Depuis le 15 juillet 2026, les jeunes conducteurs titulaires d’un permis probatoire sont tenus de respecter une nouvelle réglementation limitant l’accès à certains véhicules. Journal du Geek révèle que ces conducteurs n’ont désormais plus le droit de conduire, louer ou emprunter une voiture jugée trop puissante. Une mesure qui s’inscrit dans le cadre des efforts de sécurité routière, alors que les accidents impliquant des jeunes conducteurs restent fréquents.
Cette restriction s’applique à tous les titulaires d’un permis probatoire, qu’ils soient en France métropolitaine ou dans les territoires ultramarins.

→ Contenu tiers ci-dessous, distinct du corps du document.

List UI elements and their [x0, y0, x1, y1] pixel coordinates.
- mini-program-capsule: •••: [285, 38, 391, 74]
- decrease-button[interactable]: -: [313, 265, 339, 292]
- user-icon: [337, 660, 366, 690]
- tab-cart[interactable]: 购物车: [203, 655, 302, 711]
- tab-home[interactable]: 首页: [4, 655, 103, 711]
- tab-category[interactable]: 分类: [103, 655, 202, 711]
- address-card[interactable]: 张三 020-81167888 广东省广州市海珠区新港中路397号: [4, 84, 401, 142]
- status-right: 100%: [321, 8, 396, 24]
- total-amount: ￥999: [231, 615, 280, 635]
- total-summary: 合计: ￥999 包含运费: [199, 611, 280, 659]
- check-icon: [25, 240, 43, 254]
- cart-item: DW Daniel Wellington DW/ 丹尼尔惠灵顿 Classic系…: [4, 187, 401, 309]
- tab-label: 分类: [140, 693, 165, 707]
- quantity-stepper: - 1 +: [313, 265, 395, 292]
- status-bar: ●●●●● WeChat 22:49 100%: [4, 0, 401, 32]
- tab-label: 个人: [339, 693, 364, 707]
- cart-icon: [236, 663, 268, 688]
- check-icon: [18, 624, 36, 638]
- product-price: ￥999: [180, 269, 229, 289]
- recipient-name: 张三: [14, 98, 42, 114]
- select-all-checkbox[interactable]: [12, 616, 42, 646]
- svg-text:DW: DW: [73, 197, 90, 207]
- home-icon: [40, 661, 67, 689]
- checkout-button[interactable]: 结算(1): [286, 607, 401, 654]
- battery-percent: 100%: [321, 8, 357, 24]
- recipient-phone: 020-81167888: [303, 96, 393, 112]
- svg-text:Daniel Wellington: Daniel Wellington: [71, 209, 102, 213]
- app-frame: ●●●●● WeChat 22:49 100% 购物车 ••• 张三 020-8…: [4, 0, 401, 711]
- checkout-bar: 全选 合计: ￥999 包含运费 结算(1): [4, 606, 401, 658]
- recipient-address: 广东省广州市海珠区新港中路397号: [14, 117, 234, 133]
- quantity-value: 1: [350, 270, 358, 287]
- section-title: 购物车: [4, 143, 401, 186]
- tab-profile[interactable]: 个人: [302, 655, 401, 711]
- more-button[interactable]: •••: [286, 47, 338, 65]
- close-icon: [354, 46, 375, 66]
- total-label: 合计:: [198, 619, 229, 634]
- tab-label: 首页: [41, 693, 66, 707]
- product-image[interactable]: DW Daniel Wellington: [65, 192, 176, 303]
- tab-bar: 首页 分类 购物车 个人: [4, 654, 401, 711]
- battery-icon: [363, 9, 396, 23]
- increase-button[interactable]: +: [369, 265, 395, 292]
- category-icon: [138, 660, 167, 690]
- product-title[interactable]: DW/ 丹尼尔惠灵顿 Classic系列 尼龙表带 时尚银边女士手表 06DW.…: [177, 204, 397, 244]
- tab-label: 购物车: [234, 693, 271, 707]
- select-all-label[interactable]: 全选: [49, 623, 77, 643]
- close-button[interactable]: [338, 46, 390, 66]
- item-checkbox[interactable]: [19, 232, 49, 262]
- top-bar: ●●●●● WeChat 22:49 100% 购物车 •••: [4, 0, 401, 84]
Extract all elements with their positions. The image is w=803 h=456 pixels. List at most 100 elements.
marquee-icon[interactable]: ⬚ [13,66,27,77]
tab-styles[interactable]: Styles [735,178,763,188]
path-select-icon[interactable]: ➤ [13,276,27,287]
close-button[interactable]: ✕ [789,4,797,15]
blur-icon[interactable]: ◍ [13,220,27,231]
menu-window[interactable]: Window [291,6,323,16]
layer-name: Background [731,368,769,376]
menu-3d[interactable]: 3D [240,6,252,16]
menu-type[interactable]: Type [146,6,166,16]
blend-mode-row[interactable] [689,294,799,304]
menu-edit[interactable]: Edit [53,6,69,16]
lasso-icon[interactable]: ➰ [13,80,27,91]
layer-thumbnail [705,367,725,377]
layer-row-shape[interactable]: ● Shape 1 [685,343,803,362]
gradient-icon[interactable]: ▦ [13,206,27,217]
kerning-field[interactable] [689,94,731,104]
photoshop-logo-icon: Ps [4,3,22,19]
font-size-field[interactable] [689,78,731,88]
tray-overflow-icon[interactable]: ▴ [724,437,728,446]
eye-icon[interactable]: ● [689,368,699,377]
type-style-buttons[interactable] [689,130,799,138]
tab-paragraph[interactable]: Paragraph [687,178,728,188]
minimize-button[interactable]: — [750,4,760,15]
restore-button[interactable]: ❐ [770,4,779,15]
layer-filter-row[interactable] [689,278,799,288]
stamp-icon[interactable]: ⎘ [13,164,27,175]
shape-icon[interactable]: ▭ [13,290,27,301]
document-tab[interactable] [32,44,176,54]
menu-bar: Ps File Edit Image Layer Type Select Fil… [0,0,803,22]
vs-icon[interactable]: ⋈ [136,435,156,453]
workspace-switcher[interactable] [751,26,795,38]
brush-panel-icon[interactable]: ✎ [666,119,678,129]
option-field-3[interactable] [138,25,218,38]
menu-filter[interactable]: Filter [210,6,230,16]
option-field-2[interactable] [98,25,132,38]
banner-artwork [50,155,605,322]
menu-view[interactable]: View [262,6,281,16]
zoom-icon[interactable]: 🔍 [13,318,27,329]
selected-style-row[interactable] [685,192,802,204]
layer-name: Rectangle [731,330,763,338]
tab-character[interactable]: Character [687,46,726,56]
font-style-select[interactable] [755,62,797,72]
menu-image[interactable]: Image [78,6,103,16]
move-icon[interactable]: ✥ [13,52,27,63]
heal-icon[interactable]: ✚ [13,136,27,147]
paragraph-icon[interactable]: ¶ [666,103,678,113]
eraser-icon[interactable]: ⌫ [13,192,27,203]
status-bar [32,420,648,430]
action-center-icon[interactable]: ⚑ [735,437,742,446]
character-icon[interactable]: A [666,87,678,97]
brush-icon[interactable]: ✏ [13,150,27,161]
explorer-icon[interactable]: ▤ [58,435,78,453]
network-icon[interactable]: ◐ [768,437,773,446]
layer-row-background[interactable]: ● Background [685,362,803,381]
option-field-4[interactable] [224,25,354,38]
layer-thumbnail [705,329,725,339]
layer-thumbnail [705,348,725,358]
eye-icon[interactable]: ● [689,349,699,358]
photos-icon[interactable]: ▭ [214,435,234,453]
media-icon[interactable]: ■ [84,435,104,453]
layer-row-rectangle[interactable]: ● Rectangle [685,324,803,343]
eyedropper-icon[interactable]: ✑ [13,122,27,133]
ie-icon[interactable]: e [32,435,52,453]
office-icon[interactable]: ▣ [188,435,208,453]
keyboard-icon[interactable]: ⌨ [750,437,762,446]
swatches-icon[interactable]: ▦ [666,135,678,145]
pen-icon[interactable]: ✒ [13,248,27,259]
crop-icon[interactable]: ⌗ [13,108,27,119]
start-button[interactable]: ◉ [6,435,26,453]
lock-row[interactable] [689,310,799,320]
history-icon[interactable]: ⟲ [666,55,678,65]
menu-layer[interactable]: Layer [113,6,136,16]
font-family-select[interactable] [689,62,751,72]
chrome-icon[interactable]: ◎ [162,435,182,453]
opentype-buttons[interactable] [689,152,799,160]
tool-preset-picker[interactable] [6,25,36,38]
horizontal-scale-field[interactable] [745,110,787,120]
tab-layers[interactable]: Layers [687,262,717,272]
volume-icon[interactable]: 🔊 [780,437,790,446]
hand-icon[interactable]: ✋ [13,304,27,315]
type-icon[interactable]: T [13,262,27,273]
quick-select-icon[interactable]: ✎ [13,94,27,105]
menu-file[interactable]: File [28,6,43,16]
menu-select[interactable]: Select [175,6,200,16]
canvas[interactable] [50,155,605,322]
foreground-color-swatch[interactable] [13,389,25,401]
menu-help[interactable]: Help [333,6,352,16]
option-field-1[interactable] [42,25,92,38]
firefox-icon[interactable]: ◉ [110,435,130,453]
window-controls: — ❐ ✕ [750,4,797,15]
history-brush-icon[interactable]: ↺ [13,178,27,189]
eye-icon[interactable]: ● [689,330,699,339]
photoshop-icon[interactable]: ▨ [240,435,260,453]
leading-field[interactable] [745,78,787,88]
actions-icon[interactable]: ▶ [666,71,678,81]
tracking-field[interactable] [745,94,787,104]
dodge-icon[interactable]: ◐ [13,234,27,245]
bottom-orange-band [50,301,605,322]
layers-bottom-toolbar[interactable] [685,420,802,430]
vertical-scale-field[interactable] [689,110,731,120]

Elle concerne également les véhicules loués ou empruntés, qu’il s’agisse d’une location de courte durée ou d’un prêt familial. Journal du Geek précise que cette mesure a été mise en place pour réduire les risques d’accidents liés à l’inexpérience des jeunes conducteurs.
Ce qu'il faut retenir
- Depuis le 15 juillet 2026, les conducteurs en permis probatoire ne peuvent plus conduire des voitures jugées trop puissantes.
- Cette interdiction s’applique à l’achat, la location ou l’emprunt d’un véhicule concerné.
- La mesure vise à réduire les risques d’accidents liés à l’inexpérience des jeunes conducteurs.
- Tous les titulaires de permis probatoire sont concernés, où qu’ils se trouvent en France.
Une réglementation basée sur la puissance fiscale
Concrètement, cette interdiction porte sur les véhicules dont la puissance fiscale dépasse un certain seuil. Journal du Geek indique que les voitures dont la puissance fiscale est supérieure à 6 chevaux fiscaux sont désormais exclues pour les jeunes conducteurs. Cette limite vise à écarter les modèles les plus performants, souvent associés à des comportements à risque sur la route.
Cette mesure s’ajoute aux restrictions déjà en vigueur pour les jeunes conducteurs, comme l’interdiction de conduire la nuit ou avec un taux d’alcoolémie dépassant 0,2 g/L. Elle s’applique également aux véhicules électriques, dont la puissance peut parfois être élevée malgré une conduite plus silencieuse. Les loueurs de voitures et les concessionnaires ont été informés de cette nouvelle règle pour éviter tout litige.
Quels véhicules sont concernés ?
Les véhicules visés par cette interdiction sont principalement ceux classés dans les catégories SUV, berlines sportives ou encore voitures de sport. Journal du Geek cite en exemple des modèles comme la Peugeot 308 GT, la Renault Mégane RS ou encore la BMW Série 2, dont la puissance fiscale dépasse généralement les 6 chevaux.
Pour les conducteurs en permis probatoire, cela signifie qu’ils doivent désormais se tourner vers des véhicules plus modestes, comme des citadines ou des compactes d’entrée de gamme. Les loueurs de voitures ont adapté leurs offres en conséquence, en mettant en avant des modèles conformes à la nouvelle réglementation. Les assurances pourraient également ajuster leurs tarifs en fonction des risques encourus.
Une mesure saluée par les associations de sécurité routière
Plusieurs associations, comme la Prévention Routière, ont salué cette initiative. «
C’est une avancée importante pour la sécurité des jeunes conducteurs, a déclaré le porte-parole de l’association. En limitant l’accès aux véhicules les plus puissants, on réduit les risques de comportements dangereux sur la route.» Une position partagée par les pouvoirs publics, qui rappellent que les jeunes conducteurs représentent une part importante des victimes d’accidents de la route.
Cette mesure s’inscrit dans la continuité des efforts déployés pour améliorer la sécurité routière, notamment à travers la formation des jeunes conducteurs. Les auto-écoles ont été invitées à sensibiliser leurs élèves sur les dangers liés à la conduite de véhicules puissants. Les contrôles routiers pourraient également être renforcés pour vérifier le respect de cette nouvelle règle.
Cette réglementation marque une étape supplémentaire dans la lutte contre l’insécurité routière, alors que les jeunes conducteurs restent surreprésentés dans les statistiques d’accidents. Pour les autorités, il s’agit de concilier liberté de circulation et sécurité, sans pour autant brider l’accès à la mobilité pour les nouveaux conducteurs.